Karı-koca, birbirilerinin küçük hata ve eksikliklerine odaklandıklarında bunları değiştirmek için bir diğerini zorlamaya başlarlar. Bir taraftan kişiliğe yönelik eleştiri geldiğinde, diğer taraf bunu gurur vesilesi yapıp başlar. Bazen de hızını almaz, karşı tarafın daha önce dile getirmediği kusurlarını ifade etmeye başlar. Konu zamanla tıpkı bir kartopu gibi her ikisini de altına alıp ezecek kadar büyür.

Eşinizle gönül bağınızı güçlendirmek için elinize bir kalem kağıt alın ve onun insan olarak, mümin olarak, eş olarak, anne ya da baba olarak tüm iyi taraflarını, güzelliklerini yazın.

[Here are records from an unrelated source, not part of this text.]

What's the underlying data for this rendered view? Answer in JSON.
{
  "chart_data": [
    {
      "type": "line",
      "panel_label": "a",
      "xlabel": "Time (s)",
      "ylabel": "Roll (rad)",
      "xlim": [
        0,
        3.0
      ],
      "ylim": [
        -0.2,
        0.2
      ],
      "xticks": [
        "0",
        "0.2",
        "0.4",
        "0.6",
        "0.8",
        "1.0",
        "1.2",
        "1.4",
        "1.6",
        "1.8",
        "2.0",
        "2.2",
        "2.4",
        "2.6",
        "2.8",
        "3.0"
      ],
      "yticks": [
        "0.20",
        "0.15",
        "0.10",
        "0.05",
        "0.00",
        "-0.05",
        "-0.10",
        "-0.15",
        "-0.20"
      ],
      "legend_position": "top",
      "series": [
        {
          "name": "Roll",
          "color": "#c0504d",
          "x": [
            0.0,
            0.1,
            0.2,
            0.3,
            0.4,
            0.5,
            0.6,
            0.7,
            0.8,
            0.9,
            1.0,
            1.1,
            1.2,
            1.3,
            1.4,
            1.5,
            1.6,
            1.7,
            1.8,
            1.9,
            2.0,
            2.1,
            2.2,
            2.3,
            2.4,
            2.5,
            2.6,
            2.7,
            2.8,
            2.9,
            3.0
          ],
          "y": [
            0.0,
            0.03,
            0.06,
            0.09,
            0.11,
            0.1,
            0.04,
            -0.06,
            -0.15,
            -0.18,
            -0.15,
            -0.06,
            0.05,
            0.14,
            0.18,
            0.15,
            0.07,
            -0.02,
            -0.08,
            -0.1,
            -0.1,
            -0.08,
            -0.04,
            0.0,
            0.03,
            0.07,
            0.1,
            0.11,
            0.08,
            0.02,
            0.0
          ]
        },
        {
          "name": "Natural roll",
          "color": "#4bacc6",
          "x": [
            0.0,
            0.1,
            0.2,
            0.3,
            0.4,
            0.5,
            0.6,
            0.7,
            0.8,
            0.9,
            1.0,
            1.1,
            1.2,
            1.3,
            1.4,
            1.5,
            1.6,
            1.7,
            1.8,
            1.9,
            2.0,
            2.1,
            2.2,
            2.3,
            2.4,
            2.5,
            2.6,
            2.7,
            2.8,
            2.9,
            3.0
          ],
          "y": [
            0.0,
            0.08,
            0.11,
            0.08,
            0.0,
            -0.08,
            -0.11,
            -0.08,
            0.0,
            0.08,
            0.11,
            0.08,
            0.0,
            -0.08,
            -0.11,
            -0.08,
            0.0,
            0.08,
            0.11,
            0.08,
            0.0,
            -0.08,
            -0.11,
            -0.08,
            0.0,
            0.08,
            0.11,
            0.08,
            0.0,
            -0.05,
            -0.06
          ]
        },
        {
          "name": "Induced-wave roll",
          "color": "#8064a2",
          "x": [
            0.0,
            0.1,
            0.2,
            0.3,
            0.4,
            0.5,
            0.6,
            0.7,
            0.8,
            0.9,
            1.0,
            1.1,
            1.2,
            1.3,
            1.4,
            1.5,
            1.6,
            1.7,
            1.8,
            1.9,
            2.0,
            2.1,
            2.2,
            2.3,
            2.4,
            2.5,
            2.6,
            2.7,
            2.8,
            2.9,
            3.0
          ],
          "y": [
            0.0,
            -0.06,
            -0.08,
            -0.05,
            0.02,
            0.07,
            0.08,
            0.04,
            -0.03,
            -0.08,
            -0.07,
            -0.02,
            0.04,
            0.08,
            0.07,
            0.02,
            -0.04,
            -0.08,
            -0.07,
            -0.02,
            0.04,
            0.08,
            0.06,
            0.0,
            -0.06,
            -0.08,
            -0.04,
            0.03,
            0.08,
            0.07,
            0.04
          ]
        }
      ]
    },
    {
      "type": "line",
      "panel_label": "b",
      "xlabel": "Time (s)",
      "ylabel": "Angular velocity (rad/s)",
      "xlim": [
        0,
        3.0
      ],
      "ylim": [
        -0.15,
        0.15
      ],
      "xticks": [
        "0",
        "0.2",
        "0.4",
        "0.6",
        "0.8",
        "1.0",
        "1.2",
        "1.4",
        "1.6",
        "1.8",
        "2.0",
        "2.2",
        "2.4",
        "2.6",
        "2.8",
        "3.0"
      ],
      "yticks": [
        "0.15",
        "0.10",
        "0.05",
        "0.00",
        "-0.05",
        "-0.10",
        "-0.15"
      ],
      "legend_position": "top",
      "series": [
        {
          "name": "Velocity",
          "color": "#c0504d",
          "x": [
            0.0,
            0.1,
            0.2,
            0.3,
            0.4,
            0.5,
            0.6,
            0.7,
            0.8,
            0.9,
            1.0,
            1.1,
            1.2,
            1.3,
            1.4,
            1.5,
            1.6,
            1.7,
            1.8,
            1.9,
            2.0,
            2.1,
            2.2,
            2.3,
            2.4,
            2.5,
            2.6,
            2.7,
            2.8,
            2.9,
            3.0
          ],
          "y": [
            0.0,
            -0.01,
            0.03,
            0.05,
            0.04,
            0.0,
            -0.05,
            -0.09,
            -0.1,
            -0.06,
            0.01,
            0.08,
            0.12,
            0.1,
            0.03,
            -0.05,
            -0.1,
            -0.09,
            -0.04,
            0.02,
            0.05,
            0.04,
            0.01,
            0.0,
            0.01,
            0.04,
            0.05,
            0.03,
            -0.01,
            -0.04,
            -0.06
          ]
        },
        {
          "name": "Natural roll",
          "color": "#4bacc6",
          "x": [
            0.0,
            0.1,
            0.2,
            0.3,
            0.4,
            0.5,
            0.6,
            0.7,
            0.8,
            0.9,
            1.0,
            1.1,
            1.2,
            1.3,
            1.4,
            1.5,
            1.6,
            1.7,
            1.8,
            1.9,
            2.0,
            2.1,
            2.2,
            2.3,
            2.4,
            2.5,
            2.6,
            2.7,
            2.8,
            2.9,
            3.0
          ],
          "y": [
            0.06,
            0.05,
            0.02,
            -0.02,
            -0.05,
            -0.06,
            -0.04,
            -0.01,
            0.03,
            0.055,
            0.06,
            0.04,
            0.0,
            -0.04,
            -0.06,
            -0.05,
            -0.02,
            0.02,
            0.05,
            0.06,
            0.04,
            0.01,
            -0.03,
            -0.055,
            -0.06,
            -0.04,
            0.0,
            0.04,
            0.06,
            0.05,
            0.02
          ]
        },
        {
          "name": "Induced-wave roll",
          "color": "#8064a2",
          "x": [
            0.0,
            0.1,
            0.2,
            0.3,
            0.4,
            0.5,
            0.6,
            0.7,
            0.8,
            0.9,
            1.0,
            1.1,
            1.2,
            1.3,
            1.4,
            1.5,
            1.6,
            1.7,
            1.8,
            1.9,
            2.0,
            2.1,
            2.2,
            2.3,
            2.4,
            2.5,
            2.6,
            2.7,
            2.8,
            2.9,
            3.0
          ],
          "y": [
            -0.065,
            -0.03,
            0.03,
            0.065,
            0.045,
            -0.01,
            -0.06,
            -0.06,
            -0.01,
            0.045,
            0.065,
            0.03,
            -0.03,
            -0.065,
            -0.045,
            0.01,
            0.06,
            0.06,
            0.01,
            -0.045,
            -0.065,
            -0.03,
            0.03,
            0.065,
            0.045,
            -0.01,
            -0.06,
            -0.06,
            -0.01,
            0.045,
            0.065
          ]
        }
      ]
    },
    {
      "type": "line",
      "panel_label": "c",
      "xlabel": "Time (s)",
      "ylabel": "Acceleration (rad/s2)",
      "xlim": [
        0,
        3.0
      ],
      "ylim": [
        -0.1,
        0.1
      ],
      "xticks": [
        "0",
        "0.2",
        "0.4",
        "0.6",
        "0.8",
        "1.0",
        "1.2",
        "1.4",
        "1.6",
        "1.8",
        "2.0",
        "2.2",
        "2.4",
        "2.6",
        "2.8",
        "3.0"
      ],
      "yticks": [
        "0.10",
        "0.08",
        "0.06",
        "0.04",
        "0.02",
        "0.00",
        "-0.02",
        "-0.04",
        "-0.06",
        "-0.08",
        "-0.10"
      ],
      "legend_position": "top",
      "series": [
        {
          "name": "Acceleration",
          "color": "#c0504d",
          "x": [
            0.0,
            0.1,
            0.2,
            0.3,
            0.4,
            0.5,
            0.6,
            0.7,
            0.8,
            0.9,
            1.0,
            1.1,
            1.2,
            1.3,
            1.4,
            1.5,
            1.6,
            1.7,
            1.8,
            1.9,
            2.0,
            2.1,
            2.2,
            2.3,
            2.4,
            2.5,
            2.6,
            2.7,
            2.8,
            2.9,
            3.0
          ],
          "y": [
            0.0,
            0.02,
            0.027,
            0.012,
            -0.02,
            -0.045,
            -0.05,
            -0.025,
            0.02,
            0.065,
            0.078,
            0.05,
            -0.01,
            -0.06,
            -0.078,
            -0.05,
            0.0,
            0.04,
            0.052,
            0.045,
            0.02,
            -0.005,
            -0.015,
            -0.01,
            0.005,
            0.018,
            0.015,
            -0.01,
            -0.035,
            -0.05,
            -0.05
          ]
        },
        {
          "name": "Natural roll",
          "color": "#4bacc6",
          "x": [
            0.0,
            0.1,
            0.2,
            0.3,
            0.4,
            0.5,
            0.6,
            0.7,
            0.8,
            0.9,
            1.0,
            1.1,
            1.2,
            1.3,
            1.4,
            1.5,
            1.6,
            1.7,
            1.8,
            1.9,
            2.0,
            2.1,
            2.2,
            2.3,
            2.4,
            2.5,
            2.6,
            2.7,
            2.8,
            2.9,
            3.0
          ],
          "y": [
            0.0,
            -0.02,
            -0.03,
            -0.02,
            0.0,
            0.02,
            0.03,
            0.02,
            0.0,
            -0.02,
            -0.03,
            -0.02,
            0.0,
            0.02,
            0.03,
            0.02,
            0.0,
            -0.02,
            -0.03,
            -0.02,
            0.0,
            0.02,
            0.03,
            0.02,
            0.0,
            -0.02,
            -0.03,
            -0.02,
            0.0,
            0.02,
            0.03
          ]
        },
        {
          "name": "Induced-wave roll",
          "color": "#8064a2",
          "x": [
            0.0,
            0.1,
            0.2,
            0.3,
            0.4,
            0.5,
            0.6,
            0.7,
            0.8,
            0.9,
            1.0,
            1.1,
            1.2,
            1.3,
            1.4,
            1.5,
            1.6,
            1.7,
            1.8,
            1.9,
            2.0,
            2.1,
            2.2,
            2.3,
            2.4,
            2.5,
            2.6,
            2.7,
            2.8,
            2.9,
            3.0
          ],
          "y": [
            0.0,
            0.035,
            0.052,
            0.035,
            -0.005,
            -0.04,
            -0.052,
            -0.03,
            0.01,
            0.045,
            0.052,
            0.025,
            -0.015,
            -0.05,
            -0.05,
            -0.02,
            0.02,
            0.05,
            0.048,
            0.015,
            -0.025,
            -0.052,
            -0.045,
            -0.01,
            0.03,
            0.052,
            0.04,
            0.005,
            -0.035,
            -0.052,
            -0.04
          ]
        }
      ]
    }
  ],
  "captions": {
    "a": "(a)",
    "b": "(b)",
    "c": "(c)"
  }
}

Tüm güzellikleri unutmadan yazmanız için kendinize bir hafta on gün zaman ayırır. İyice yazdıktan sonra göreceksiniz ki, eşinizin sevilmeye, takdir edilmeye değer özellikleri olumsuz özelliklerinden çok daha fazladır.

Yazdıklarınıza sık sık göz atın ve sizin için ne kadar değerli olduklarını düşünün. Örneğin sizi bir gün sabah namazına uyandırmış ise, bunun karşılığını dünyada hiçbir şeyle ödeyemeyeceğinizi, sırf bunun için bile olsa onu sevdiğinizi hayal edin. Size karşı söylediği güzel sözleri, iyilikleri, fedakarlıkları düşünün. O zaman bağınız daha çok artacaktır.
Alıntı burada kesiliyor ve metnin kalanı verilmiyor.